As usual the Federal Budget contains many changes to the tax law and to its compliance regime. This year the changes which relate to the Government strengthening the laws to counter fraudulent phoenix company activity.
These particular changes are aimed at activities undertaken by some directors who have their company intentionally accumulate tax debts over a period, then liquidate the company before personal liability attaches to them so that neither the company nor the director has to pay the debt. The directors usually get the benefit of this process either in money taken from the company by way of fees, or (in one case we are currently examining) by way of lower costs charged to associated companies.
The business of the company is then continued through another corporate entity which is usually controlled by the same director or a close relative, but is free of the debts of the previous company. Sometimes this transfer of business will be done in the form of a sale of the existing business at a price well below the amount of the debts that the director is trying to avoid. This usually occurs in low capital asset businesses where a fair value of the assets transferred is minimal.
The budget highlights certain changes to the legislation that are designed to give the ATO more power and opportunity to combat such activity and to collect taxes from the company or its directors.
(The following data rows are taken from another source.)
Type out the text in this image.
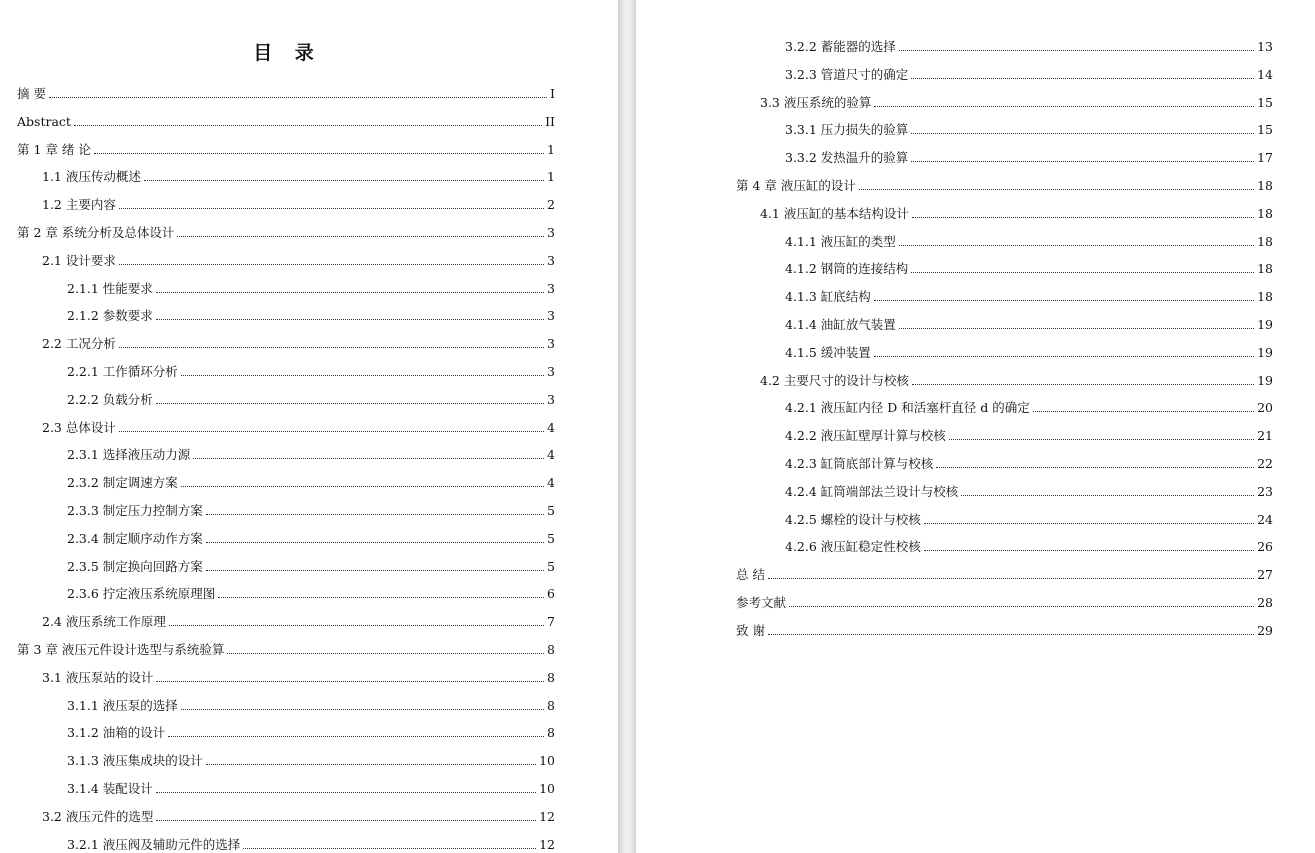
目 录
摘 要	I
Abstract	II
第 1 章 绪 论	1
1.1 液压传动概述	1
1.2 主要内容	2
第 2 章 系统分析及总体设计	3
2.1 设计要求	3
2.1.1 性能要求	3
2.1.2 参数要求	3
2.2 工况分析	3
2.2.1 工作循环分析	3
2.2.2 负载分析	3
2.3 总体设计	4
2.3.1 选择液压动力源	4
2.3.2 制定调速方案	4
2.3.3 制定压力控制方案	5
2.3.4 制定顺序动作方案	5
2.3.5 制定换向回路方案	5
2.3.6 拧定液压系统原理图	6
2.4 液压系统工作原理	7
第 3 章 液压元件设计选型与系统验算	8
3.1 液压泵站的设计	8
3.1.1 液压泵的选择	8
3.1.2 油箱的设计	8
3.1.3 液压集成块的设计	10
3.1.4 装配设计	10
3.2 液压元件的选型	12
3.2.1 液压阀及辅助元件的选择	12
3.2.2 蓄能器的选择	13
3.2.3 管道尺寸的确定	14
3.3 液压系统的验算	15
3.3.1 压力损失的验算	15
3.3.2 发热温升的验算	17
第 4 章 液压缸的设计	18
4.1 液压缸的基本结构设计	18
4.1.1 液压缸的类型	18
4.1.2 钢筒的连接结构	18
4.1.3 缸底结构	18
4.1.4 油缸放气装置	19
4.1.5 缓冲装置	19
4.2 主要尺寸的设计与校核	19
4.2.1 液压缸内径 D 和活塞杆直径 d 的确定	20
4.2.2 液压缸壁厚计算与校核	21
4.2.3 缸筒底部计算与校核	22
4.2.4 缸筒端部法兰设计与校核	23
4.2.5 螺栓的设计与校核	24
4.2.6 液压缸稳定性校核	26
总 结	27
参考文献	28
致 谢	29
From 1 July 2011the following provisions should become active.
1. The debts that form part of a claim against a director under the director penalty regime will be extended to include superannuation guarantee amounts. This has the effect of making directors personally liable on the expiration of the time limit contained in the director’s penalty notice for their company’s failure to pay employee superannuation on time and provides one mechanism for collection of those debts.
Interestingly, outstanding GST debts were originally to be included in the amendments, but were removed.
2. Currently the Australian Taxation Office (ATO) has to issue a director’s penalty notice (DPN) before it can ‘commence proceedings’ against directors personally to collect the penalty amounts. The DPN provides a 21 day period for directors to take some action to avoid liability. We have mentioned these provisions in recent articles.
The amendments will give the ATO the power to commence recovery against directors for a penalty without providing the 21 day grace period under the DPN. This will apply for unpaid company liabilities (that would normally be included in the DPN) and that remain unreported after three months of becoming due. Given that these are amounts that have specifically been deducted from employees wages etc, directors should be aware that the amount is reportable and payable to the ATO and when.
We realize that our article on ‘Deemed Insolvency’ in our March 2011 newsletter has no direct correlation with this provision, but it is interesting that other people also see the non-payment (and in this case, non-reporting) of tax over a period of months should be a trigger for collection activity beyond what needs to be proved.
Effectively directors will have to keep tax debts reported and paid or be proactive in solving a company’s debt issues – their tax debts problems at least – within the first three months or face potential collection proceedings.
3. In some cases directors (and some other parties) will not be able to obtain credits for tax withheld in their individual tax returns where the company has not paid the withheld amounts to the ATO. This effectively puts the director and the company onto a cash basis in relation to these amounts at least. It is a ‘don’t pay can’t deduct’ policy.
We will have to wait to see the wording of the legislation when it is passed to determine exactly how these provisions will apply.